Queen's School of Computing MSc Student: Lukasz Lapczyk 
Date: Monday, December 9th
Time: 3:00 pm 
Location: Goodwin Hall, Room 536

Supervisor: David Skillicorn QSC
Examiners: Steven Ding QSC, and Thomas Dean ECE
Chair: Randy Ellis QSC

Behavioral Modelling from Encrypted Remote Desktop Protocol Network Traffic


Traditional traffic monitoring relies on availability of unencrypted payload data inside of network packets, on which pattern match analysis is performed. With the growth in network traffic encryption, user behavioral monitoring has been severely hindered.
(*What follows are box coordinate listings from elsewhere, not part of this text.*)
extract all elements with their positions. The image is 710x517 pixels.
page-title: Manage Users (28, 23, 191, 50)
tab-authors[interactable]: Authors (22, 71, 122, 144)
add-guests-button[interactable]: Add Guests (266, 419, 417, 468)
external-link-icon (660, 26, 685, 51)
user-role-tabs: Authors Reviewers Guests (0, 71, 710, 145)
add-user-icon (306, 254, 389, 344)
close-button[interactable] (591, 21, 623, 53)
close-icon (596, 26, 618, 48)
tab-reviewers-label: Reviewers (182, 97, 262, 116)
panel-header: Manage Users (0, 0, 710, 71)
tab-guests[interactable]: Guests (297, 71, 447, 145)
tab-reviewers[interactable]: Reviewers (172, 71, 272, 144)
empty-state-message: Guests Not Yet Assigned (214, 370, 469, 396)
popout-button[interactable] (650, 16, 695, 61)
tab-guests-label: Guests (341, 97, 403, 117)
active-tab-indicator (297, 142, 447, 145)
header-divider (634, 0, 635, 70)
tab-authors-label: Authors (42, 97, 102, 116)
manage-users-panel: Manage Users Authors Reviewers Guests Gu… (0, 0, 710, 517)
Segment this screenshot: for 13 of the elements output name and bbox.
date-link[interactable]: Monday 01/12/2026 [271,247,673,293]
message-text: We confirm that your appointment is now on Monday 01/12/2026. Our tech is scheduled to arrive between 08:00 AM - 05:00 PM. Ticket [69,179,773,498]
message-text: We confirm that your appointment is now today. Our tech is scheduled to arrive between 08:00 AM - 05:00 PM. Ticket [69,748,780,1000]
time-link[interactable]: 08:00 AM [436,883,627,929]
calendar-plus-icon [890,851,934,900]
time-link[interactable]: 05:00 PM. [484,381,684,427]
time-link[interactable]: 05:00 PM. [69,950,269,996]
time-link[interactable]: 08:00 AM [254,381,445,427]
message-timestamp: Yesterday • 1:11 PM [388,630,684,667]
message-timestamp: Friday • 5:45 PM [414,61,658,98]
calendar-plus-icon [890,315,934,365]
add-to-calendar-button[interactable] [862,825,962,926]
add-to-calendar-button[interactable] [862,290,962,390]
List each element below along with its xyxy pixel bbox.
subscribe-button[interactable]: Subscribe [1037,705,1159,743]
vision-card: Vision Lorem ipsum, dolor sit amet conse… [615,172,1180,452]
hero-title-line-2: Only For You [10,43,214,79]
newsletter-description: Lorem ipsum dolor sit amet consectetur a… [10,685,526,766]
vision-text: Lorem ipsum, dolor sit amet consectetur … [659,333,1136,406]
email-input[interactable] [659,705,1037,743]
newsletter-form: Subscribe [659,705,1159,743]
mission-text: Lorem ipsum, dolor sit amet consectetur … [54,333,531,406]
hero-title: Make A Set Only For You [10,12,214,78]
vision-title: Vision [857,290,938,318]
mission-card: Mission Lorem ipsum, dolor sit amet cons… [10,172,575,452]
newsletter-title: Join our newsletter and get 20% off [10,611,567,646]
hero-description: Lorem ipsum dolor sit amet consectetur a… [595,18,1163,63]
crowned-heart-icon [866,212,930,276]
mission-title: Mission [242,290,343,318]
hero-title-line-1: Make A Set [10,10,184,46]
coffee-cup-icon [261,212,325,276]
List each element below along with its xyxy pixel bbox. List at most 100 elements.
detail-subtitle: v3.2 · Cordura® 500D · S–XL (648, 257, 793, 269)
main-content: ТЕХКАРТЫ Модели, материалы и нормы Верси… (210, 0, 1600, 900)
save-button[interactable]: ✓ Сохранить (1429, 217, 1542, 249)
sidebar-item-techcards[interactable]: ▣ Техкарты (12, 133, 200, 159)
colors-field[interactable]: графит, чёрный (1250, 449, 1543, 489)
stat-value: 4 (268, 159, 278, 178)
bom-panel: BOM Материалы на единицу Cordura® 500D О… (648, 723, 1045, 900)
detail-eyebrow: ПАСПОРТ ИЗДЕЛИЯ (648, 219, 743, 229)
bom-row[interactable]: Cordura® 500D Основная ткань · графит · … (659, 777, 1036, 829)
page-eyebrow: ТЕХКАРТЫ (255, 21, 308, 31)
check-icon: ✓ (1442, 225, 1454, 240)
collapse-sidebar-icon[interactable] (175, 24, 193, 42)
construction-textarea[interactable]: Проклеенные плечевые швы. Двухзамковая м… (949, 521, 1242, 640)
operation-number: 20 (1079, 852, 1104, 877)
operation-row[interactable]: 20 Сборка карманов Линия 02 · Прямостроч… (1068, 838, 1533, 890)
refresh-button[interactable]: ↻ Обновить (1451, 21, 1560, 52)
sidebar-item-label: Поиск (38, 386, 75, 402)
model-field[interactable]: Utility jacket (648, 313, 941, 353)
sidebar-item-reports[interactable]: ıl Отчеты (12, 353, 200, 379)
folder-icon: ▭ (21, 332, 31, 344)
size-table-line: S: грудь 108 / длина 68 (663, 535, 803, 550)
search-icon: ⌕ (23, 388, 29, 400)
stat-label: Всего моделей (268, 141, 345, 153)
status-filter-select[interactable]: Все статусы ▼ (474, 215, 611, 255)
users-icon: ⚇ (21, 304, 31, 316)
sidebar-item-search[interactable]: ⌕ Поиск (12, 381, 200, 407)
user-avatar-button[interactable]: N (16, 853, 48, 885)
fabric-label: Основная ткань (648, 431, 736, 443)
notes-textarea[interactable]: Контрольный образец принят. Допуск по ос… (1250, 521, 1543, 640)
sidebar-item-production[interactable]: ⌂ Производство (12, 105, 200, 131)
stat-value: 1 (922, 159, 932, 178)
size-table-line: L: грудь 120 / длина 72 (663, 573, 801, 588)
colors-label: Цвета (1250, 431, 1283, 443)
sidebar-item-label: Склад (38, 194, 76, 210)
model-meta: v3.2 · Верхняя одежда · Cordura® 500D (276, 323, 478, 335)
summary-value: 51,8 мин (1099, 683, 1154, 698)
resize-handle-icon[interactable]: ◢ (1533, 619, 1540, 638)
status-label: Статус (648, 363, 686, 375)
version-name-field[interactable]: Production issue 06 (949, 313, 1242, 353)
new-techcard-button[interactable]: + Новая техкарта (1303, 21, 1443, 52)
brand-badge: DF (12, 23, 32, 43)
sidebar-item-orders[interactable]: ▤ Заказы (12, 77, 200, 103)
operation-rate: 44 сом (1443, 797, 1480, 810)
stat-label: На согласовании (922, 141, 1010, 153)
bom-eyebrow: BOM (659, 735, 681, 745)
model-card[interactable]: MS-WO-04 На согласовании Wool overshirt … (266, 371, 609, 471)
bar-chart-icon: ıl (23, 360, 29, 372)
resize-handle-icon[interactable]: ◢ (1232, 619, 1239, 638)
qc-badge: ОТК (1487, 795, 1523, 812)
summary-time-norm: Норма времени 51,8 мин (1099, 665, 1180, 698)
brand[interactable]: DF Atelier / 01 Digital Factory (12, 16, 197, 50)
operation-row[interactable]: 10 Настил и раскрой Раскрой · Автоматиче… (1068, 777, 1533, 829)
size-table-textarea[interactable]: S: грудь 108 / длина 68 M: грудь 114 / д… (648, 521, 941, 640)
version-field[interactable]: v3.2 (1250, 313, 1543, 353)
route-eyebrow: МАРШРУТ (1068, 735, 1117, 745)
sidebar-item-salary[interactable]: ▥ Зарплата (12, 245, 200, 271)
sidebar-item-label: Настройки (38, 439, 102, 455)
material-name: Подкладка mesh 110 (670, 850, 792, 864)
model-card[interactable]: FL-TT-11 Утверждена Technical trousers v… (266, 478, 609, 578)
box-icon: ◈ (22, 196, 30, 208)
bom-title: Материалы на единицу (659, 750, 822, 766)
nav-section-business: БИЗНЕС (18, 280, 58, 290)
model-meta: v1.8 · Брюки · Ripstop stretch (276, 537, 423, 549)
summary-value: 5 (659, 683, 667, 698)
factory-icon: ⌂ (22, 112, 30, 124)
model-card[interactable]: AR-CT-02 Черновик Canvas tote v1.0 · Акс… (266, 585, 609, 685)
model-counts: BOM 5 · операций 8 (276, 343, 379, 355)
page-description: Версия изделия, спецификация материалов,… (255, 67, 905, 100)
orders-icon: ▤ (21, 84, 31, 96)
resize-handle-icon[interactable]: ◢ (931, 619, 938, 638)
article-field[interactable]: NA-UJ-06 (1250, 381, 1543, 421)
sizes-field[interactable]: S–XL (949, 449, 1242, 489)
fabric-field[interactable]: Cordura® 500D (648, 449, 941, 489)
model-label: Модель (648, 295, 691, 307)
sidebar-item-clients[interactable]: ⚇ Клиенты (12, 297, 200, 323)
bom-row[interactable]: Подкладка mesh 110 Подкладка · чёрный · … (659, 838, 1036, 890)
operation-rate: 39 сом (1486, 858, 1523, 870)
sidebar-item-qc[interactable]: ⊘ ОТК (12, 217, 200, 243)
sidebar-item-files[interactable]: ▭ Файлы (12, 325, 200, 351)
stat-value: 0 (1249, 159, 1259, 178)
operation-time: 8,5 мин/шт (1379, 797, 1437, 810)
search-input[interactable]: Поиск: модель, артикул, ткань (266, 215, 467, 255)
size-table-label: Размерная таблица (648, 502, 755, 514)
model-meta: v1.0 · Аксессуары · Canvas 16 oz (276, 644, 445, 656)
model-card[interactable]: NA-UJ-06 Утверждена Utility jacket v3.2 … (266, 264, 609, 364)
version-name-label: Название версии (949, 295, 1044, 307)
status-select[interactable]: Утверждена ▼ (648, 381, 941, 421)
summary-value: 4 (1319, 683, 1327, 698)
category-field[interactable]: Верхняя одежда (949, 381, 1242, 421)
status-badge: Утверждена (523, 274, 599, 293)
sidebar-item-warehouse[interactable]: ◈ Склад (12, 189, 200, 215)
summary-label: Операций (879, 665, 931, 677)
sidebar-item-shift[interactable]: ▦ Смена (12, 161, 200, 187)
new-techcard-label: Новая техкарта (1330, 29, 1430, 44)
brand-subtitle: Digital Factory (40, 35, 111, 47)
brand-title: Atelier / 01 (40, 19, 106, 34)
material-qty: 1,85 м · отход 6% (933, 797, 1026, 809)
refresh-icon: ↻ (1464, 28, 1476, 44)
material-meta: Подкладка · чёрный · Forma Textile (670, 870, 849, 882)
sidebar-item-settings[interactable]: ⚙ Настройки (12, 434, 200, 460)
Therefore, alternative methods are explored, such as machine learning for encrypted traffic classification which does not require decryption prior to analysis. In my study, I analyze encrypted Remote Desktop Protocol traffic from behavioral perspective on a network traffic dataset I generate. I develop an ensemble classification model that performs multi-label classification for five common RDP behaviors — Download, Browsing, Notepad, YouTube and Clipboard. The task is complicated as the data samples I generate may belong to one or more classes at the same time. I use Shapley Values to determine significant features and perform classification using the following techniques: SVM, KNN, Neural Network, Decision Tree, AdaBoost, Random Forest and XGBoost. The final model achieves a cross-validated minimum Precision of 97% and a minimum Recall of 94% for each of the five behavioral classes. Finally, I discuss some of the risks to privacy associated with the statistical analysis of the Remote Desktop Protocol traffic. To the best of my knowledge, it is the first study aimed to predict user behaviors inside of encrypted Remote Desktop Protocol traffic.